Bij de
processie
op
Paaszondag
was het laatste station de voorhal vóór de ingang van de kerk.
Na verrijzenis van Jezus hoorden de vrouwen bij het lege graf van een engel dat hij naar Galilea was gegaan en
dat ze Hem daar zouden vinden. Dat was het einde van het verhaal en van de processie. Daarom werd deze ruimte Galilea genoemd.
Maar dat is maar één van de theoriën over het ontstaan van deze naam, een andere zegt dat
heidenen de kerk zelf niet in mochten, maar wel tot in deze voorhal, 'zelfs mensen uit Galilea'.
Kortom: veel onduidelijkheid, net als over de vraag wat nu eigelijk een galilea is. Meestal wordt er een zeer
ruime voorhal vóór het
westportaal
van een belangrijke kerk mee bedoeld. Die is dan open naar buiten.

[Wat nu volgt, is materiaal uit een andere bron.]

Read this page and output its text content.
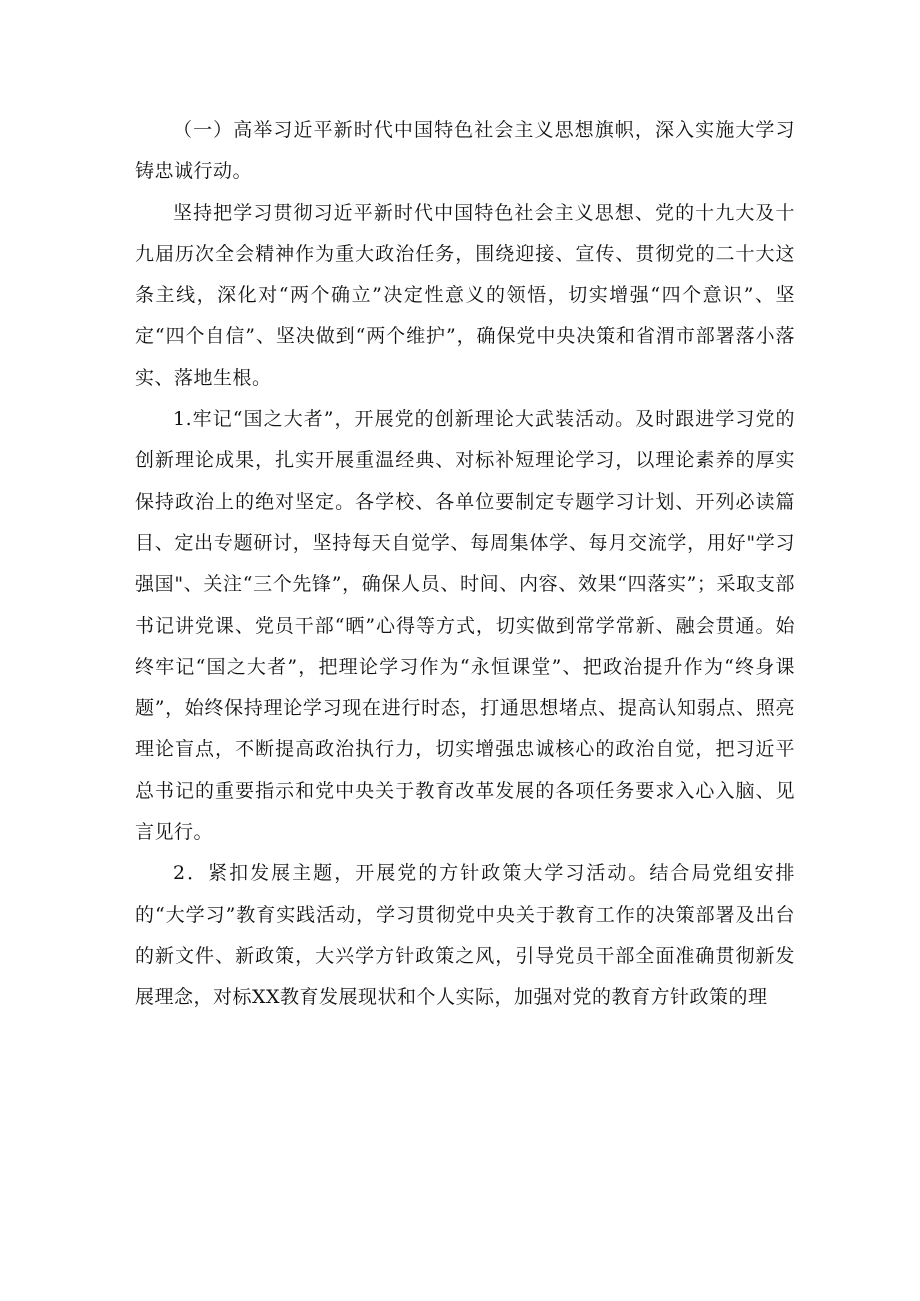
（一）高举习近平新时代中国特色社会主义思想旗帜，深入实施大学习铸忠诚行动。

坚持把学习贯彻习近平新时代中国特色社会主义思想、党的十九大及十九届历次全会精神作为重大政治任务，围绕迎接、宣传、贯彻党的二十大这条主线，深化对“两个确立”决定性意义的领悟，切实增强“四个意识”、坚定“四个自信”、坚决做到“两个维护”，确保党中央决策和省渭市部署落小落实、落地生根。

1.牢记“国之大者”，开展党的创新理论大武装活动。及时跟进学习党的创新理论成果，扎实开展重温经典、对标补短理论学习，以理论素养的厚实保持政治上的绝对坚定。各学校、各单位要制定专题学习计划、开列必读篇目、定出专题研讨，坚持每天自觉学、每周集体学、每月交流学，用好"学习强国"、关注“三个先锋”，确保人员、时间、内容、效果“四落实”；采取支部书记讲党课、党员干部“晒”心得等方式，切实做到常学常新、融会贯通。始终牢记“国之大者”，把理论学习作为“永恒课堂”、把政治提升作为“终身课题”，始终保持理论学习现在进行时态，打通思想堵点、提高认知弱点、照亮理论盲点，不断提高政治执行力，切实增强忠诚核心的政治自觉，把习近平总书记的重要指示和党中央关于教育改革发展的各项任务要求入心入脑、见言见行。

2．紧扣发展主题，开展党的方针政策大学习活动。结合局党组安排的“大学习”教育实践活动，学习贯彻党中央关于教育工作的决策部署及出台的新文件、新政策，大兴学方针政策之风，引导党员干部全面准确贯彻新发展理念，对标XX教育发展现状和个人实际，加强对党的教育方针政策的理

Maar de meest bijzondere is die van de
kathedraal van Durham,
keurig aan de westzijde gelegen, maar zó spectaculair
hoog boven de rivier, dat deze ruimte helemaal niet van buitenaf toegankelijk is. De naam galilea wordt hier
al in de 12e eeuw genoemd, maar het is niet duidelijk waarvoor de hal bedoeld was.
De 'gewone' galilea is dus een ruimte van waaruit je in de kerk komt. Dat geldt ook voor het begrip
'
narthex',
die normaliter een meer gesloten karakter heeft. En dan is er ook nog het 'paradijs', ook zoiets als een nartex of galilea.
Hoe het voorportaal genoemd wordt verschilt per plaats, een duidelijk afgrenzing van de termen is er niet.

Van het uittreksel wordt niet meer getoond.